L’OSCE doit pouvoir devenir l’instance du dialogue sur les questions de sécurité régionales, a renchéri M. ALEXANDER V. KONUZIN (Fédération de Russie), en s’appuyant sur le Chapitre VIII de la Charte des Nations Unies.  Il a souligné que la mission de l’OSCE au Kosovo, qui s’intègre dans celle de l’ONU, a montré toute son importance.  À ce propos, il a voulu connaître la nature des mesures complémentaires qu’il est indispensable de prendre pour assurer une protection égale des droits des personnes pour tous les habitants du Kosovo.  Quelles mesures l’OSCE envisage-t-elle d’adopter au Kosovo pour empêcher que ne se reproduisent les phénomènes extrémistes observés chez les médias et les organisations de la société civile? a-t-il encore demandé. 

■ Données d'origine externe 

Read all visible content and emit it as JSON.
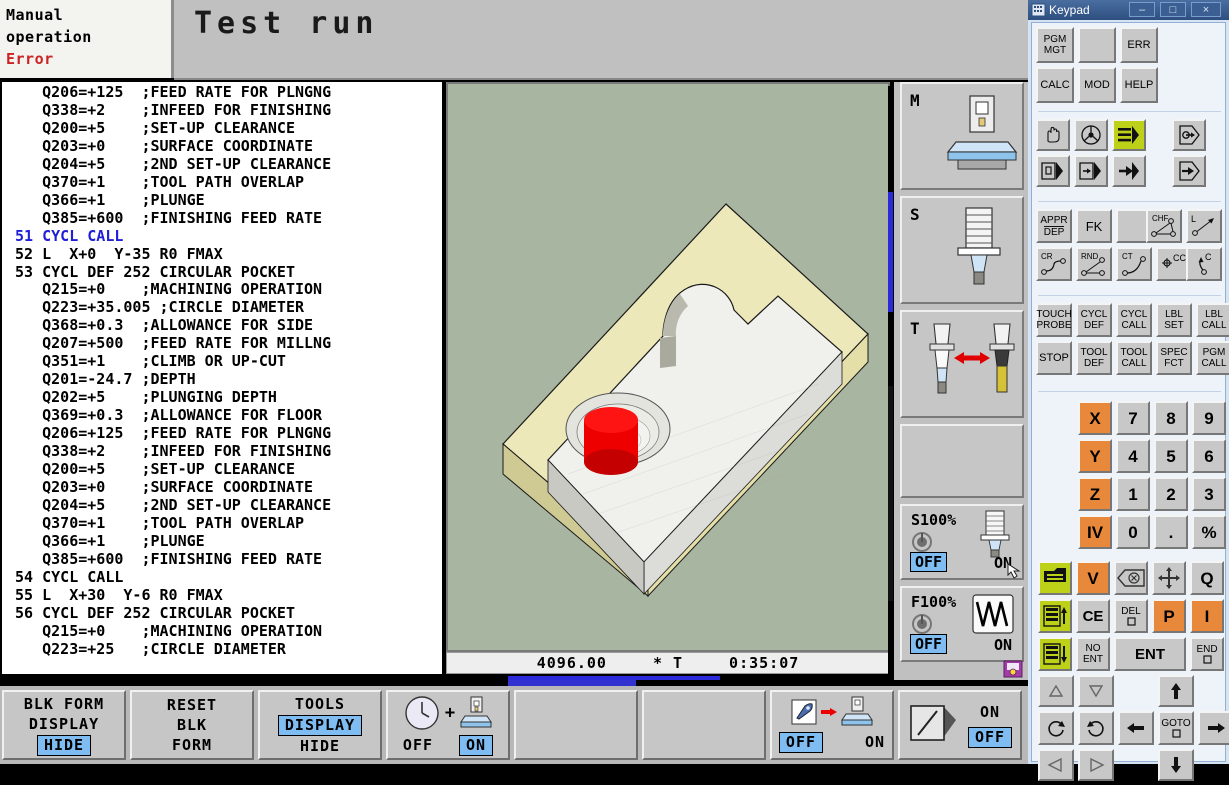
{
  "header": {
    "mode_line1": "Manual",
    "mode_line2": "operation",
    "status": "Error",
    "title": "Test run"
  },
  "program": {
    "lines": [
      {
        "text": "    Q206=+125  ;FEED RATE FOR PLNGNG",
        "highlight": false
      },
      {
        "text": "    Q338=+2    ;INFEED FOR FINISHING",
        "highlight": false
      },
      {
        "text": "    Q200=+5    ;SET-UP CLEARANCE",
        "highlight": false
      },
      {
        "text": "    Q203=+0    ;SURFACE COORDINATE",
        "highlight": false
      },
      {
        "text": "    Q204=+5    ;2ND SET-UP CLEARANCE",
        "highlight": false
      },
      {
        "text": "    Q370=+1    ;TOOL PATH OVERLAP",
        "highlight": false
      },
      {
        "text": "    Q366=+1    ;PLUNGE",
        "highlight": false
      },
      {
        "text": "    Q385=+600  ;FINISHING FEED RATE",
        "highlight": false
      },
      {
        "text": " 51 CYCL CALL",
        "highlight": true
      },
      {
        "text": " 52 L  X+0  Y-35 R0 FMAX",
        "highlight": false
      },
      {
        "text": " 53 CYCL DEF 252 CIRCULAR POCKET",
        "highlight": false
      },
      {
        "text": "    Q215=+0    ;MACHINING OPERATION",
        "highlight": false
      },
      {
        "text": "    Q223=+35.005 ;CIRCLE DIAMETER",
        "highlight": false
      },
      {
        "text": "    Q368=+0.3  ;ALLOWANCE FOR SIDE",
        "highlight": false
      },
      {
        "text": "    Q207=+500  ;FEED RATE FOR MILLNG",
        "highlight": false
      },
      {
        "text": "    Q351=+1    ;CLIMB OR UP-CUT",
        "highlight": false
      },
      {
        "text": "    Q201=-24.7 ;DEPTH",
        "highlight": false
      },
      {
        "text": "    Q202=+5    ;PLUNGING DEPTH",
        "highlight": false
      },
      {
        "text": "    Q369=+0.3  ;ALLOWANCE FOR FLOOR",
        "highlight": false
      },
      {
        "text": "    Q206=+125  ;FEED RATE FOR PLNGNG",
        "highlight": false
      },
      {
        "text": "    Q338=+2    ;INFEED FOR FINISHING",
        "highlight": false
      },
      {
        "text": "    Q200=+5    ;SET-UP CLEARANCE",
        "highlight": false
      },
      {
        "text": "    Q203=+0    ;SURFACE COORDINATE",
        "highlight": false
      },
      {
        "text": "    Q204=+5    ;2ND SET-UP CLEARANCE",
        "highlight": false
      },
      {
        "text": "    Q370=+1    ;TOOL PATH OVERLAP",
        "highlight": false
      },
      {
        "text": "    Q366=+1    ;PLUNGE",
        "highlight": false
      },
      {
        "text": "    Q385=+600  ;FINISHING FEED RATE",
        "highlight": false
      },
      {
        "text": " 54 CYCL CALL",
        "highlight": false
      },
      {
        "text": " 55 L  X+30  Y-6 R0 FMAX",
        "highlight": false
      },
      {
        "text": " 56 CYCL DEF 252 CIRCULAR POCKET",
        "highlight": false
      },
      {
        "text": "    Q215=+0    ;MACHINING OPERATION",
        "highlight": false
      },
      {
        "text": "    Q223=+25   ;CIRCLE DIAMETER",
        "highlight": false
      }
    ]
  },
  "graphics": {
    "status_value": "4096.00",
    "status_symbol": "*  T",
    "status_time": "0:35:07",
    "background_color": "#a8b5a0",
    "workpiece_top_color": "#eeeeea",
    "workpiece_blank_color": "#ece8ba",
    "tool_color": "#ee0000"
  },
  "status_column": {
    "m_label": "M",
    "s_label": "S",
    "t_label": "T",
    "spindle_override": {
      "label": "S100%",
      "off": "OFF",
      "on": "ON"
    },
    "feed_override": {
      "label": "F100%",
      "off": "OFF",
      "on": "ON"
    }
  },
  "softkeys": [
    {
      "name": "blk-form-display",
      "lines": [
        "BLK FORM",
        "DISPLAY",
        "HIDE"
      ],
      "highlight_index": 2
    },
    {
      "name": "reset-blk-form",
      "lines": [
        "RESET",
        "BLK",
        "FORM"
      ],
      "highlight_index": -1
    },
    {
      "name": "tools-display",
      "lines": [
        "TOOLS",
        "DISPLAY",
        "HIDE"
      ],
      "highlight_index": 1
    },
    {
      "name": "machining-time",
      "lines": [
        "OFF",
        "ON"
      ],
      "highlight_index": 1
    },
    {
      "name": "empty-1",
      "lines": [],
      "highlight_index": -1
    },
    {
      "name": "empty-2",
      "lines": [],
      "highlight_index": -1
    },
    {
      "name": "rapid-traverse",
      "lines": [
        "OFF",
        "ON"
      ],
      "highlight_index": 0
    },
    {
      "name": "section-view",
      "lines": [
        "ON",
        "OFF"
      ],
      "highlight_index": 1
    }
  ],
  "keypad": {
    "window_title": "Keypad",
    "window_buttons": {
      "minimize": "–",
      "maximize": "□",
      "close": "×"
    },
    "group_file": [
      {
        "name": "pgm-mgt",
        "lines": [
          "PGM",
          "MGT"
        ],
        "style": "text"
      },
      {
        "name": "blank-1",
        "lines": [],
        "style": "text"
      },
      {
        "name": "err",
        "lines": [
          "ERR"
        ],
        "style": "text"
      },
      {
        "name": "calc",
        "lines": [
          "CALC"
        ],
        "style": "text"
      },
      {
        "name": "mod",
        "lines": [
          "MOD"
        ],
        "style": "text"
      },
      {
        "name": "help",
        "lines": [
          "HELP"
        ],
        "style": "text"
      }
    ],
    "group_modes": [
      {
        "name": "manual-operation",
        "icon": "hand-icon",
        "accent": "grey"
      },
      {
        "name": "electronic-handwheel",
        "icon": "handwheel-icon",
        "accent": "grey"
      },
      {
        "name": "program-run-full-sequence",
        "icon": "program-run-icon",
        "accent": "green"
      },
      {
        "name": "program-input",
        "icon": "program-input-icon",
        "accent": "grey"
      },
      {
        "name": "positioning-with-mdi",
        "icon": "mdi-icon",
        "accent": "grey"
      },
      {
        "name": "test-run",
        "icon": "test-run-icon",
        "accent": "grey"
      },
      {
        "name": "single-block",
        "icon": "single-block-icon",
        "accent": "grey"
      },
      {
        "name": "program-run-single",
        "icon": "program-run-single-icon",
        "accent": "grey"
      }
    ],
    "group_path": [
      {
        "name": "appr-dep",
        "lines": [
          "APPR",
          "DEP"
        ]
      },
      {
        "name": "fk",
        "lines": [
          "FK"
        ]
      },
      {
        "name": "blank-path",
        "lines": []
      },
      {
        "name": "chamfer",
        "lines": [
          "CHF"
        ]
      },
      {
        "name": "line",
        "lines": [
          "L"
        ]
      },
      {
        "name": "circle-radius",
        "lines": [
          "CR"
        ]
      },
      {
        "name": "rounding",
        "lines": [
          "RND"
        ]
      },
      {
        "name": "circle-tangential",
        "lines": [
          "CT"
        ]
      },
      {
        "name": "circle-center",
        "lines": [
          "CC"
        ]
      },
      {
        "name": "circle",
        "lines": [
          "C"
        ]
      }
    ],
    "group_cycles": [
      {
        "name": "touch-probe",
        "lines": [
          "TOUCH",
          "PROBE"
        ]
      },
      {
        "name": "cycl-def",
        "lines": [
          "CYCL",
          "DEF"
        ]
      },
      {
        "name": "cycl-call",
        "lines": [
          "CYCL",
          "CALL"
        ]
      },
      {
        "name": "lbl-set",
        "lines": [
          "LBL",
          "SET"
        ]
      },
      {
        "name": "lbl-call",
        "lines": [
          "LBL",
          "CALL"
        ]
      },
      {
        "name": "stop",
        "lines": [
          "STOP"
        ]
      },
      {
        "name": "tool-def",
        "lines": [
          "TOOL",
          "DEF"
        ]
      },
      {
        "name": "tool-call",
        "lines": [
          "TOOL",
          "CALL"
        ]
      },
      {
        "name": "spec-fct",
        "lines": [
          "SPEC",
          "FCT"
        ]
      },
      {
        "name": "pgm-call",
        "lines": [
          "PGM",
          "CALL"
        ]
      }
    ],
    "group_numeric": [
      {
        "name": "axis-x",
        "label": "X",
        "accent": "orange"
      },
      {
        "name": "digit-7",
        "label": "7",
        "accent": "grey"
      },
      {
        "name": "digit-8",
        "label": "8",
        "accent": "grey"
      },
      {
        "name": "digit-9",
        "label": "9",
        "accent": "grey"
      },
      {
        "name": "axis-y",
        "label": "Y",
        "accent": "orange"
      },
      {
        "name": "digit-4",
        "label": "4",
        "accent": "grey"
      },
      {
        "name": "digit-5",
        "label": "5",
        "accent": "grey"
      },
      {
        "name": "digit-6",
        "label": "6",
        "accent": "grey"
      },
      {
        "name": "axis-z",
        "label": "Z",
        "accent": "orange"
      },
      {
        "name": "digit-1",
        "label": "1",
        "accent": "grey"
      },
      {
        "name": "digit-2",
        "label": "2",
        "accent": "grey"
      },
      {
        "name": "digit-3",
        "label": "3",
        "accent": "grey"
      },
      {
        "name": "axis-iv",
        "label": "IV",
        "accent": "orange"
      },
      {
        "name": "digit-0",
        "label": "0",
        "accent": "grey"
      },
      {
        "name": "decimal-point",
        "label": ".",
        "accent": "grey"
      },
      {
        "name": "sign-toggle",
        "label": "%",
        "accent": "grey"
      }
    ],
    "group_edit": [
      {
        "name": "note-pad",
        "label": "",
        "accent": "green",
        "icon": "pages-icon"
      },
      {
        "name": "axis-v",
        "label": "V",
        "accent": "orange"
      },
      {
        "name": "backspace",
        "label": "",
        "accent": "grey",
        "icon": "backspace-icon"
      },
      {
        "name": "actual-position-capture",
        "label": "",
        "accent": "grey",
        "icon": "crosshair-icon"
      },
      {
        "name": "q-parameter",
        "label": "Q",
        "accent": "grey"
      },
      {
        "name": "page-up",
        "label": "",
        "accent": "green",
        "icon": "page-up-icon"
      },
      {
        "name": "ce",
        "label": "CE",
        "accent": "grey"
      },
      {
        "name": "del",
        "label": "DEL",
        "accent": "grey"
      },
      {
        "name": "axis-p",
        "label": "P",
        "accent": "orange"
      },
      {
        "name": "axis-i",
        "label": "I",
        "accent": "orange"
      },
      {
        "name": "page-down",
        "label": "",
        "accent": "green",
        "icon": "page-down-icon"
      },
      {
        "name": "no-ent",
        "label": "NO ENT",
        "accent": "grey"
      },
      {
        "name": "ent",
        "label": "ENT",
        "accent": "grey"
      },
      {
        "name": "end",
        "label": "END",
        "accent": "grey"
      }
    ],
    "group_nav": [
      {
        "name": "arrow-up-small",
        "icon": "triangle-up-icon"
      },
      {
        "name": "arrow-down-small",
        "icon": "triangle-down-icon"
      },
      {
        "name": "arrow-up",
        "icon": "arrow-up-icon"
      },
      {
        "name": "rotate-ccw",
        "icon": "rotate-ccw-icon"
      },
      {
        "name": "rotate-cw",
        "icon": "rotate-cw-icon"
      },
      {
        "name": "arrow-left",
        "icon": "arrow-left-icon"
      },
      {
        "name": "goto",
        "label": "GOTO"
      },
      {
        "name": "arrow-right",
        "icon": "arrow-right-icon"
      },
      {
        "name": "arrow-prev",
        "icon": "triangle-left-icon"
      },
      {
        "name": "arrow-next",
        "icon": "triangle-right-icon"
      },
      {
        "name": "arrow-down",
        "icon": "arrow-down-icon"
      }
    ]
  }
}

Comment l’OSCE peut-elle s’engager dans de nouveaux domaines d’activités tout en restant efficace dans sa spécialité? a demandé, à son tour, M. PAUL JOHNSTON (Royaume-Uni) qui s’est aussi interrogé sur les modalités de coopération entre l’Union européenne et l’OSCE.

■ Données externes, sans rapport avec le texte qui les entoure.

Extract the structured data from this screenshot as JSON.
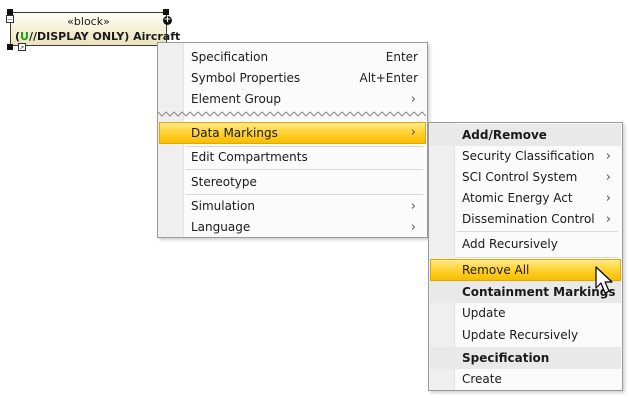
{
  "block": {
    "stereotype": "«block»",
    "name_prefix": "(",
    "name_marker": "U",
    "name_rest": "//DISPLAY ONLY) Aircraft"
  },
  "menu1": {
    "items": [
      {
        "label": "Specification",
        "accel": "Enter"
      },
      {
        "label": "Symbol Properties",
        "accel": "Alt+Enter"
      },
      {
        "label": "Element Group",
        "submenu": true
      },
      {
        "label": "Data Markings",
        "submenu": true,
        "highlighted": true
      },
      {
        "label": "Edit Compartments"
      },
      {
        "label": "Stereotype"
      },
      {
        "label": "Simulation",
        "submenu": true
      },
      {
        "label": "Language",
        "submenu": true
      }
    ]
  },
  "menu2": {
    "header_add_remove": "Add/Remove",
    "items_group1": [
      {
        "label": "Security Classification",
        "submenu": true
      },
      {
        "label": "SCI Control System",
        "submenu": true
      },
      {
        "label": "Atomic Energy Act",
        "submenu": true
      },
      {
        "label": "Dissemination Control",
        "submenu": true
      }
    ],
    "add_recursively": "Add Recursively",
    "remove_all": "Remove All",
    "header_containment": "Containment Markings",
    "update": "Update",
    "update_recursively": "Update Recursively",
    "header_specification": "Specification",
    "create": "Create"
  },
  "colors": {
    "highlight": "#ffd02a",
    "highlight_border": "#e0a800",
    "marker_green": "#1e9e1e"
  },
  "icons": {
    "submenu_arrow": "›",
    "cursor": "arrow-cursor-icon"
  }
}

Répondant à cette série de questions, le Président de l’OSCE a souligné que l’OSCE a comme point fort la prévention des conflits mais qu’elle peut assumer un rôle dans leur règlement.  Il s’agit moins de savoir ce que l’ONU peut faire pour l’OSCE que l’inverse, a-t-il dit en précisant les prémices de son intervention.  Il a prôné de plus grands efforts pour assurer un véritable partage des informations.  Il a, en fait, appelé à une véritable synergie entre l’ONU et l’OSCE, en citant des situations où elle existe déjà.  Le Président s’est donc félicité de l’initiative visant à renforcer l’ONU et les organisations régionales, conformément aux recommandations du Groupe de haut niveau sur les menaces, les défis et les changements.  Parlant en particulier de la Transniestrie, il a souligné le caractère explosif de la situation tant pour la République de Moldova que pour l’Ukraine et a estimé que la clef de la solution réside dans la décentralisation.

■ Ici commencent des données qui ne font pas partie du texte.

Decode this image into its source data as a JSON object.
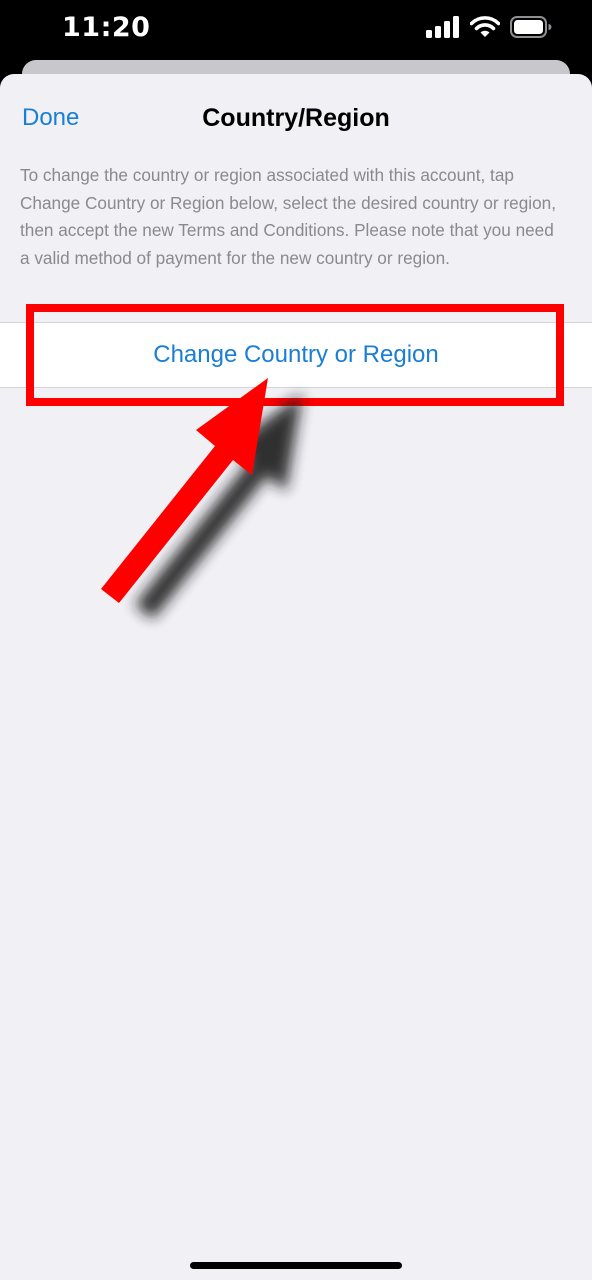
{
  "status_bar": {
    "time": "11:20",
    "icons": [
      "signal-icon",
      "wifi-icon",
      "battery-icon"
    ]
  },
  "nav": {
    "done_label": "Done",
    "title": "Country/Region"
  },
  "description": "To change the country or region associated with this account, tap Change Country or Region below, select the desired country or region, then accept the new Terms and Conditions. Please note that you need a valid method of payment for the new country or region.",
  "action": {
    "label": "Change Country or Region"
  },
  "annotation": {
    "highlight": "red-box",
    "pointer": "red-arrow-icon"
  },
  "colors": {
    "accent": "#1a7ed6",
    "background": "#f0f0f5",
    "annotation": "#ff0000",
    "secondary_text": "#8a8a8e"
  }
}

L’OSCE doit se voir comme une organisation destinée à travailler en collaboration étroite avec l’ONU, a poursuivi le Président, en prônant un équilibre rigoureux entre les trois dimensions -sécuritaire, économique et humanitaire- de l’OSCE.  Il a, dans ce cadre, appelé à un règlement rapide de la question relative au barème des quotes-parts.


S’agissant de la situation au Kosovo, le Président de l’OSCE s’est dit frappé par les changements dans l’attitude des autorités provisoires.  Tout le monde se rend compte aujourd’hui, a-t-il affirmé, que la solution réside dans l’inclusion de toutes les minorités et une implication effective d’acteurs internationaux comme le G-7, les Nations Unies et l’OSCE.  Il s’est pourtant dit préoccupé par les conséquences éventuelles de la mise en accusation du chef du Gouvernement actuel qui risquent de provoquer un soulèvement de la communauté albanaise. 


Au Kosovo, le statu quo ne convient à personne, a-t-il poursuivi en faisant part de son impression.  Il a néanmoins exclu les extrémistes et les groupes de criminalité organisée.  Il a dit attendre avec impatience la nomination par le Secrétaire général d’un Représentant spécial qui assurerait la liaison avec Washington et Bruxelles.  S’il faut une synergie entre l’OSCE et l’ONU, celle entre l’OSCE et l’Union européenne est tout aussi importante.